Purpose: This study examines the prospective associations between a wide-range of midlife determinants and objectively measured sedentary time in old age.

Methods: Data from 565 participants (aged 73-92 years) of the AGESII-Reykjavik Study were used. Participants wore an accelerometer (ActiGraph GT3X) on the right hip for 7 consecutive days. On average 31 years earlier (during midlife) demographic, socioeconomic, lifestyle and biomedical factors were collected.

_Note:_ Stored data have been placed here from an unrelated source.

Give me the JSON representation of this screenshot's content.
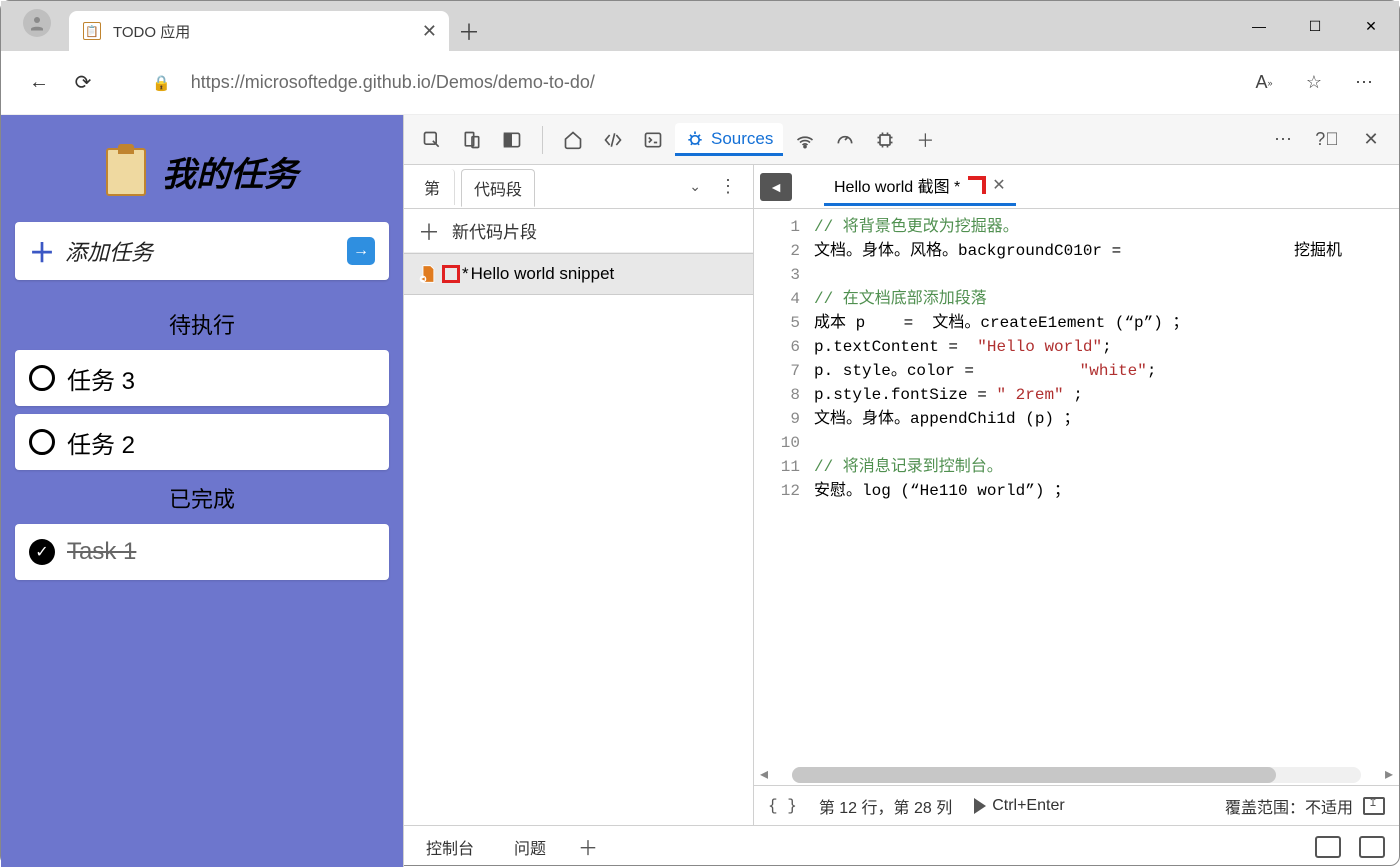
{
  "browser": {
    "tab_title": "TODO 应用",
    "url": "https://microsoftedge.github.io/Demos/demo-to-do/"
  },
  "todo": {
    "header": "我的任务",
    "add_label": "添加任务",
    "pending_label": "待执行",
    "done_label": "已完成",
    "pending": [
      "任务 3",
      "任务 2"
    ],
    "completed": [
      "Task 1"
    ]
  },
  "devtools": {
    "sources_label": "Sources",
    "left": {
      "tab_page": "第",
      "tab_snippets": "代码段",
      "new_snippet": "新代码片段",
      "selected_snippet_star": "*",
      "selected_snippet_name": "Hello world snippet"
    },
    "editor": {
      "open_tab": "Hello world 截图 *",
      "lines": [
        {
          "n": 1,
          "t": "// 将背景色更改为挖掘器。",
          "c": "cm-comment"
        },
        {
          "n": 2,
          "t": "文档。身体。风格。backgroundC010r =                  挖掘机"
        },
        {
          "n": 3,
          "t": ""
        },
        {
          "n": 4,
          "t": "// 在文档底部添加段落",
          "c": "cm-comment"
        },
        {
          "n": 5,
          "t": "成本 p    =  文档。createE1ement (“p”) ；"
        },
        {
          "n": 6,
          "t": "p.textContent =  \"Hello world\";",
          "s": true
        },
        {
          "n": 7,
          "t": "p. style。color =           \"white\";",
          "s": true
        },
        {
          "n": 8,
          "t": "p.style.fontSize = \" 2rem\" ;",
          "s": true
        },
        {
          "n": 9,
          "t": "文档。身体。appendChi1d (p) ；"
        },
        {
          "n": 10,
          "t": ""
        },
        {
          "n": 11,
          "t": "// 将消息记录到控制台。",
          "c": "cm-comment"
        },
        {
          "n": 12,
          "t": "安慰。log (“He110 world”) ；"
        }
      ],
      "cursor_info": "第 12 行，第 28 列",
      "run_hint": "Ctrl+Enter",
      "coverage": "覆盖范围：不适用"
    },
    "footer": {
      "console": "控制台",
      "issues": "问题"
    }
  }
}
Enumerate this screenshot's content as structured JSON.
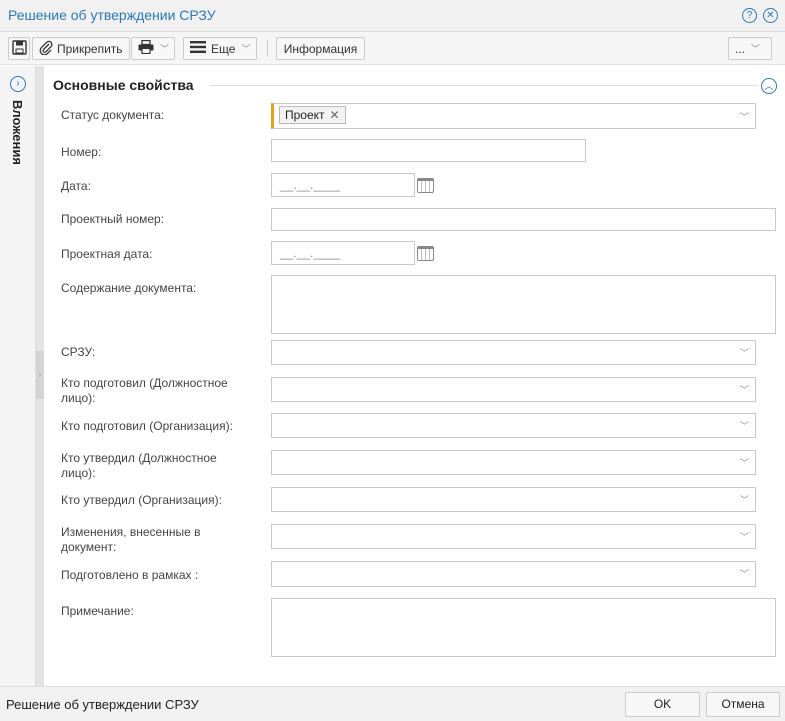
{
  "window": {
    "title": "Решение об утверждении СРЗУ",
    "icons": [
      "help-icon",
      "close-icon"
    ]
  },
  "toolbar": {
    "save_icon": "floppy-icon",
    "attach_label": "Прикрепить",
    "print_icon": "printer-icon",
    "more_label": "Еще",
    "info_label": "Информация",
    "ellipsis_label": "..."
  },
  "side_panel": {
    "title": "Вложения"
  },
  "section": {
    "title": "Основные свойства"
  },
  "fields": {
    "status": {
      "label": "Статус документа:",
      "tag": "Проект"
    },
    "number": {
      "label": "Номер:",
      "value": ""
    },
    "date": {
      "label": "Дата:",
      "value": "__.__.____"
    },
    "project_number": {
      "label": "Проектный номер:",
      "value": ""
    },
    "project_date": {
      "label": "Проектная дата:",
      "value": "__.__.____"
    },
    "content": {
      "label": "Содержание документа:",
      "value": ""
    },
    "srzu": {
      "label": "СРЗУ:",
      "value": ""
    },
    "prepared_person": {
      "label": "Кто подготовил (Должностное лицо):",
      "value": ""
    },
    "prepared_org": {
      "label": "Кто подготовил (Организация):",
      "value": ""
    },
    "approved_person": {
      "label": "Кто утвердил (Должностное лицо):",
      "value": ""
    },
    "approved_org": {
      "label": "Кто утвердил (Организация):",
      "value": ""
    },
    "changes": {
      "label": "Изменения, внесенные в документ:",
      "value": ""
    },
    "prepared_within": {
      "label": "Подготовлено в рамках :",
      "value": ""
    },
    "note": {
      "label": "Примечание:",
      "value": ""
    }
  },
  "footer": {
    "text": "Решение об утверждении СРЗУ",
    "ok_label": "OK",
    "cancel_label": "Отмена"
  },
  "colors": {
    "accent": "#2d77b9",
    "required_marker": "#e6a020"
  }
}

Linear regression models were used to examine prospective associations between midlife determinants and sedentary time (<100 counts per minute) in old age.

Results: After adjustment for sex, age, follow-up time, minutes of moderate to vigorous physical activity, BMI, health status, mobility limitation and joint pain in old age, the midlife determinants not being married, primary education, living in a duplex or living in an apartment (vs. villa), being obese and having a heart disease were associated with, respectively, on average 15.3, 12.4, 13.5, 13.3, 21.8, 38.9 sedentary minutes more per day in old age.

Conclusions: This study shows that demographic, socioeconomic and biomedical determinants in midlife were associated with considerably more sedentary time per day in old age. These results can indicate the possibility of predicting sedentariness in old age, which could be used to identify target groups for prevention programs reducing sedentary time in older adults.